During the recent protests, Sobol appeared to be one step ahead of the other opposition figures, going on the hunger strike, staging a sit-in at the offices of the Russian Election Commission and plunging into a heated and emotional debate with the commission’s head.

The mother of a 5-year-old, she has attracted a backlash as well: Prigozhin-controlled media have portrayed her as a bad parent. One election official compared her to a bedbug.

So far, the Kremlin has shown no willingness for compromise over the independent candidates, and Sobol’s decisive, if not radical, approach is a natural response to that, said Tatyana Stanovaya, nonresident scholar at the Moscow Carnegie Center and head of the R.Politik political analysis firm.

“This decisiveness is called for,” Stanovaya said. “But Sobol could alienate some liberal voters because of her emotionally charged, negative style.”

Volkov rejects that, saying Sobol’s rhetoric matches the protest mood: “It’s the right thing to do and that’s what’s needed right now.”

The Moscow protests follow major rallies in Russia’s fourth-largest city of Yekaterinburg that pushed the government to scrap plans to build a cathedral in a popular park. Thousands in towns and villages in northwestern Russia have turned out since winter against a government plan to dump garbage from Moscow in their pristine forests. Residents of Siberia have demonstrated against the government’s response in tackling sprawling wildfires.

The Moscow protests appear to be far angrier than those against vote-rigging in 2011-12 that died down after Putin’s re-election and the launch of criminal cases targeting a group of demonstrators.

After the recent demonstrations, 13 people face the more-serious charge of rioting, even though there has been no violence on their part or little damage to property.

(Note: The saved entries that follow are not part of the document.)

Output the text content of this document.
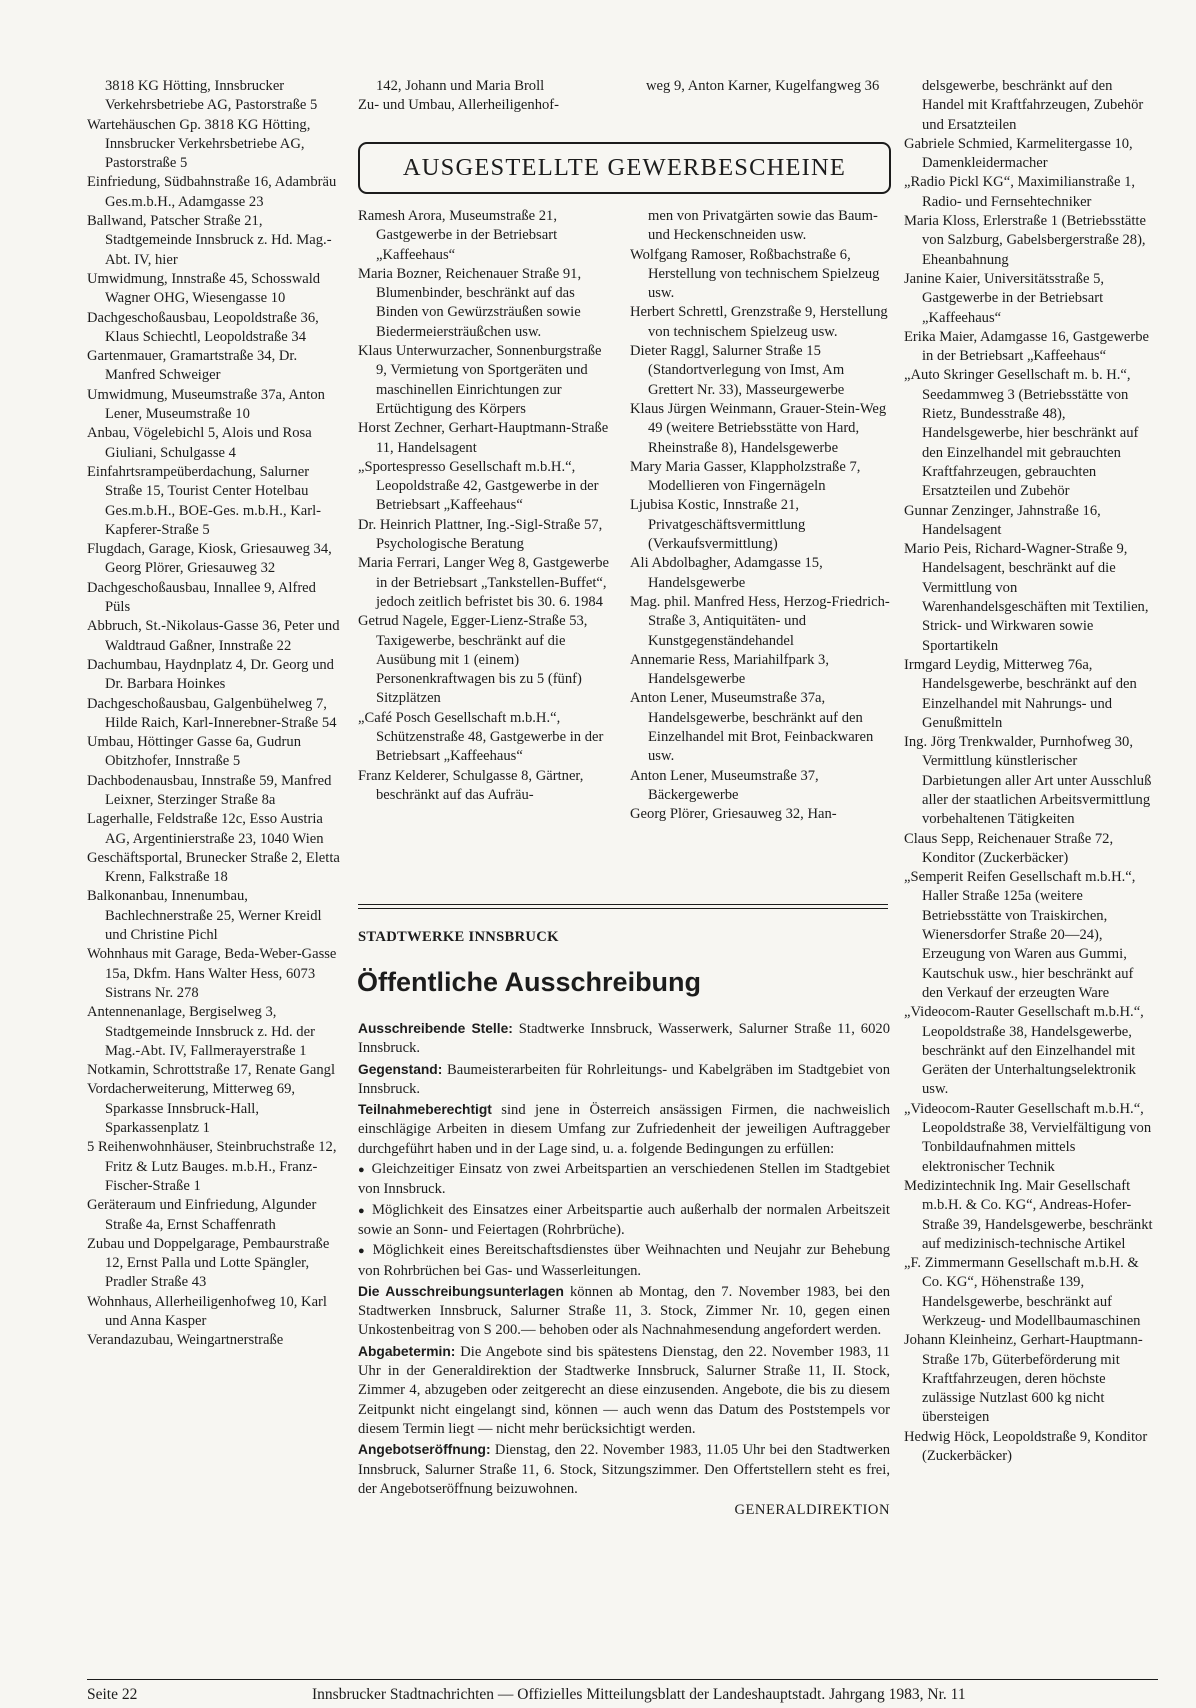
3818 KG Hötting, Innsbrucker Verkehrsbetriebe AG, Pastorstraße 5

Wartehäuschen Gp. 3818 KG Hötting, Innsbrucker Verkehrsbetriebe AG, Pastorstraße 5

Einfriedung, Südbahnstraße 16, Adambräu Ges.m.b.H., Adamgasse 23

Ballwand, Patscher Straße 21, Stadtgemeinde Innsbruck z. Hd. Mag.-Abt. IV, hier

Umwidmung, Innstraße 45, Schosswald Wagner OHG, Wiesengasse 10

Dachgeschoßausbau, Leopoldstraße 36, Klaus Schiechtl, Leopoldstraße 34

Gartenmauer, Gramartstraße 34, Dr. Manfred Schweiger

Umwidmung, Museumstraße 37a, Anton Lener, Museumstraße 10

Anbau, Vögelebichl 5, Alois und Rosa Giuliani, Schulgasse 4

Einfahrtsrampeüberdachung, Salurner Straße 15, Tourist Center Hotelbau Ges.m.b.H., BOE-Ges. m.b.H., Karl-Kapferer-Straße 5

Flugdach, Garage, Kiosk, Griesauweg 34, Georg Plörer, Griesauweg 32

Dachgeschoßausbau, Innallee 9, Alfred Püls

Abbruch, St.-Nikolaus-Gasse 36, Peter und Waldtraud Gaßner, Innstraße 22

Dachumbau, Haydnplatz 4, Dr. Georg und Dr. Barbara Hoinkes

Dachgeschoßausbau, Galgenbühelweg 7, Hilde Raich, Karl-Innerebner-Straße 54

Umbau, Höttinger Gasse 6a, Gudrun Obitzhofer, Innstraße 5

Dachbodenausbau, Innstraße 59, Manfred Leixner, Sterzinger Straße 8a

Lagerhalle, Feldstraße 12c, Esso Austria AG, Argentinierstraße 23, 1040 Wien

Geschäftsportal, Brunecker Straße 2, Eletta Krenn, Falkstraße 18

Balkonanbau, Innenumbau, Bachlechnerstraße 25, Werner Kreidl und Christine Pichl

Wohnhaus mit Garage, Beda-Weber-Gasse 15a, Dkfm. Hans Walter Hess, 6073 Sistrans Nr. 278

Antennenanlage, Bergiselweg 3, Stadtgemeinde Innsbruck z. Hd. der Mag.-Abt. IV, Fallmerayerstraße 1

Notkamin, Schrottstraße 17, Renate Gangl

Vordacherweiterung, Mitterweg 69, Sparkasse Innsbruck-Hall, Sparkassenplatz 1

5 Reihenwohnhäuser, Steinbruchstraße 12, Fritz & Lutz Bauges. m.b.H., Franz-Fischer-Straße 1

Geräteraum und Einfriedung, Algunder Straße 4a, Ernst Schaffenrath

Zubau und Doppelgarage, Pembaurstraße 12, Ernst Palla und Lotte Spängler, Pradler Straße 43

Wohnhaus, Allerheiligenhofweg 10, Karl und Anna Kasper

Verandazubau, Weingartnerstraße

142, Johann und Maria Broll

Zu- und Umbau, Allerheiligenhof-

weg 9, Anton Karner, Kugelfangweg 36

AUSGESTELLTE GEWERBESCHEINE

Ramesh Arora, Museumstraße 21, Gastgewerbe in der Betriebsart „Kaffeehaus“

Maria Bozner, Reichenauer Straße 91, Blumenbinder, beschränkt auf das Binden von Gewürzsträußen sowie Biedermeiersträußchen usw.

Klaus Unterwurzacher, Sonnenburgstraße 9, Vermietung von Sportgeräten und maschinellen Einrichtungen zur Ertüchtigung des Körpers

Horst Zechner, Gerhart-Hauptmann-Straße 11, Handelsagent

„Sportespresso Gesellschaft m.b.H.“, Leopoldstraße 42, Gastgewerbe in der Betriebsart „Kaffeehaus“

Dr. Heinrich Plattner, Ing.-Sigl-Straße 57, Psychologische Beratung

Maria Ferrari, Langer Weg 8, Gastgewerbe in der Betriebsart „Tankstellen-Buffet“, jedoch zeitlich befristet bis 30. 6. 1984

Getrud Nagele, Egger-Lienz-Straße 53, Taxigewerbe, beschränkt auf die Ausübung mit 1 (einem) Personenkraftwagen bis zu 5 (fünf) Sitzplätzen

„Café Posch Gesellschaft m.b.H.“, Schützenstraße 48, Gastgewerbe in der Betriebsart „Kaffeehaus“

Franz Kelderer, Schulgasse 8, Gärtner, beschränkt auf das Aufräu-

men von Privatgärten sowie das Baum- und Heckenschneiden usw.

Wolfgang Ramoser, Roßbachstraße 6, Herstellung von technischem Spielzeug usw.

Herbert Schrettl, Grenzstraße 9, Herstellung von technischem Spielzeug usw.

Dieter Raggl, Salurner Straße 15 (Standortverlegung von Imst, Am Grettert Nr. 33), Masseurgewerbe

Klaus Jürgen Weinmann, Grauer-Stein-Weg 49 (weitere Betriebsstätte von Hard, Rheinstraße 8), Handelsgewerbe

Mary Maria Gasser, Klappholzstraße 7, Modellieren von Fingernägeln

Ljubisa Kostic, Innstraße 21, Privatgeschäftsvermittlung (Verkaufsvermittlung)

Ali Abdolbagher, Adamgasse 15, Handelsgewerbe

Mag. phil. Manfred Hess, Herzog-Friedrich-Straße 3, Antiquitäten- und Kunstgegenständehandel

Annemarie Ress, Mariahilfpark 3, Handelsgewerbe

Anton Lener, Museumstraße 37a, Handelsgewerbe, beschränkt auf den Einzelhandel mit Brot, Feinbackwaren usw.

Anton Lener, Museumstraße 37, Bäckergewerbe

Georg Plörer, Griesauweg 32, Han-

delsgewerbe, beschränkt auf den Handel mit Kraftfahrzeugen, Zubehör und Ersatzteilen

Gabriele Schmied, Karmelitergasse 10, Damenkleidermacher

„Radio Pickl KG“, Maximilianstraße 1, Radio- und Fernsehtechniker

Maria Kloss, Erlerstraße 1 (Betriebsstätte von Salzburg, Gabelsbergerstraße 28), Eheanbahnung

Janine Kaier, Universitätsstraße 5, Gastgewerbe in der Betriebsart „Kaffeehaus“

Erika Maier, Adamgasse 16, Gastgewerbe in der Betriebsart „Kaffeehaus“

„Auto Skringer Gesellschaft m. b. H.“, Seedammweg 3 (Betriebsstätte von Rietz, Bundesstraße 48), Handelsgewerbe, hier beschränkt auf den Einzelhandel mit gebrauchten Kraftfahrzeugen, gebrauchten Ersatzteilen und Zubehör

Gunnar Zenzinger, Jahnstraße 16, Handelsagent

Mario Peis, Richard-Wagner-Straße 9, Handelsagent, beschränkt auf die Vermittlung von Warenhandelsgeschäften mit Textilien, Strick- und Wirkwaren sowie Sportartikeln

Irmgard Leydig, Mitterweg 76a, Handelsgewerbe, beschränkt auf den Einzelhandel mit Nahrungs- und Genußmitteln

Ing. Jörg Trenkwalder, Purnhofweg 30, Vermittlung künstlerischer Darbietungen aller Art unter Ausschluß aller der staatlichen Arbeitsvermittlung vorbehaltenen Tätigkeiten

Claus Sepp, Reichenauer Straße 72, Konditor (Zuckerbäcker)

„Semperit Reifen Gesellschaft m.b.H.“, Haller Straße 125a (weitere Betriebsstätte von Traiskirchen, Wienersdorfer Straße 20—24), Erzeugung von Waren aus Gummi, Kautschuk usw., hier beschränkt auf den Verkauf der erzeugten Ware

„Videocom-Rauter Gesellschaft m.b.H.“, Leopoldstraße 38, Handelsgewerbe, beschränkt auf den Einzelhandel mit Geräten der Unterhaltungselektronik usw.

„Videocom-Rauter Gesellschaft m.b.H.“, Leopoldstraße 38, Vervielfältigung von Tonbildaufnahmen mittels elektronischer Technik

Medizintechnik Ing. Mair Gesellschaft m.b.H. & Co. KG“, Andreas-Hofer-Straße 39, Handelsgewerbe, beschränkt auf medizinisch-technische Artikel

„F. Zimmermann Gesellschaft m.b.H. & Co. KG“, Höhenstraße 139, Handelsgewerbe, beschränkt auf Werkzeug- und Modellbaumaschinen

Johann Kleinheinz, Gerhart-Hauptmann-Straße 17b, Güterbeförderung mit Kraftfahrzeugen, deren höchste zulässige Nutzlast 600 kg nicht übersteigen

Hedwig Höck, Leopoldstraße 9, Konditor (Zuckerbäcker)

STADTWERKE INNSBRUCK
Öffentliche Ausschreibung

Ausschreibende Stelle: Stadtwerke Innsbruck, Wasserwerk, Salurner Straße 11, 6020 Innsbruck.

Gegenstand: Baumeisterarbeiten für Rohrleitungs- und Kabelgräben im Stadtgebiet von Innsbruck.

Teilnahmeberechtigt sind jene in Österreich ansässigen Firmen, die nachweislich einschlägige Arbeiten in diesem Umfang zur Zufriedenheit der jeweiligen Auftraggeber durchgeführt haben und in der Lage sind, u. a. folgende Bedingungen zu erfüllen:

● Gleichzeitiger Einsatz von zwei Arbeitspartien an verschiedenen Stellen im Stadtgebiet von Innsbruck.

● Möglichkeit des Einsatzes einer Arbeitspartie auch außerhalb der normalen Arbeitszeit sowie an Sonn- und Feiertagen (Rohrbrüche).

● Möglichkeit eines Bereitschaftsdienstes über Weihnachten und Neujahr zur Behebung von Rohrbrüchen bei Gas- und Wasserleitungen.

Die Ausschreibungsunterlagen können ab Montag, den 7. November 1983, bei den Stadtwerken Innsbruck, Salurner Straße 11, 3. Stock, Zimmer Nr. 10, gegen einen Unkostenbeitrag von S 200.— behoben oder als Nachnahmesendung angefordert werden.

Abgabetermin: Die Angebote sind bis spätestens Dienstag, den 22. November 1983, 11 Uhr in der Generaldirektion der Stadtwerke Innsbruck, Salurner Straße 11, II. Stock, Zimmer 4, abzugeben oder zeitgerecht an diese einzusenden. Angebote, die bis zu diesem Zeitpunkt nicht eingelangt sind, können — auch wenn das Datum des Poststempels vor diesem Termin liegt — nicht mehr berücksichtigt werden.

Angebotseröffnung: Dienstag, den 22. November 1983, 11.05 Uhr bei den Stadtwerken Innsbruck, Salurner Straße 11, 6. Stock, Sitzungszimmer. Den Offertstellern steht es frei, der Angebotseröffnung beizuwohnen.

GENERALDIREKTION
Seite 22	Innsbrucker Stadtnachrichten — Offizielles Mitteilungsblatt der Landeshauptstadt. Jahrgang 1983, Nr. 11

Protesters also have reported being approached by the military draft office and debt collectors after their detentions.

“I see that people are angry. They are on the verge, they’re ready to stand for their rights and keep on fighting,” Sobol said.

She dismissed comparisons with the Hong Kong protests that have been marked by increasing violence by demonstrators.

Sobol said she can picture an even tougher Kremlin crackdown, including a ban on social media that helped mobilize the rallies. She doesn’t rule out a more violent turn to what have so far been peaceful protests, because the rougher police tactics are undermining any remaining trust in authorities.

“Russia is impossible to predict,” she said. “The society is tired. It can blow up.”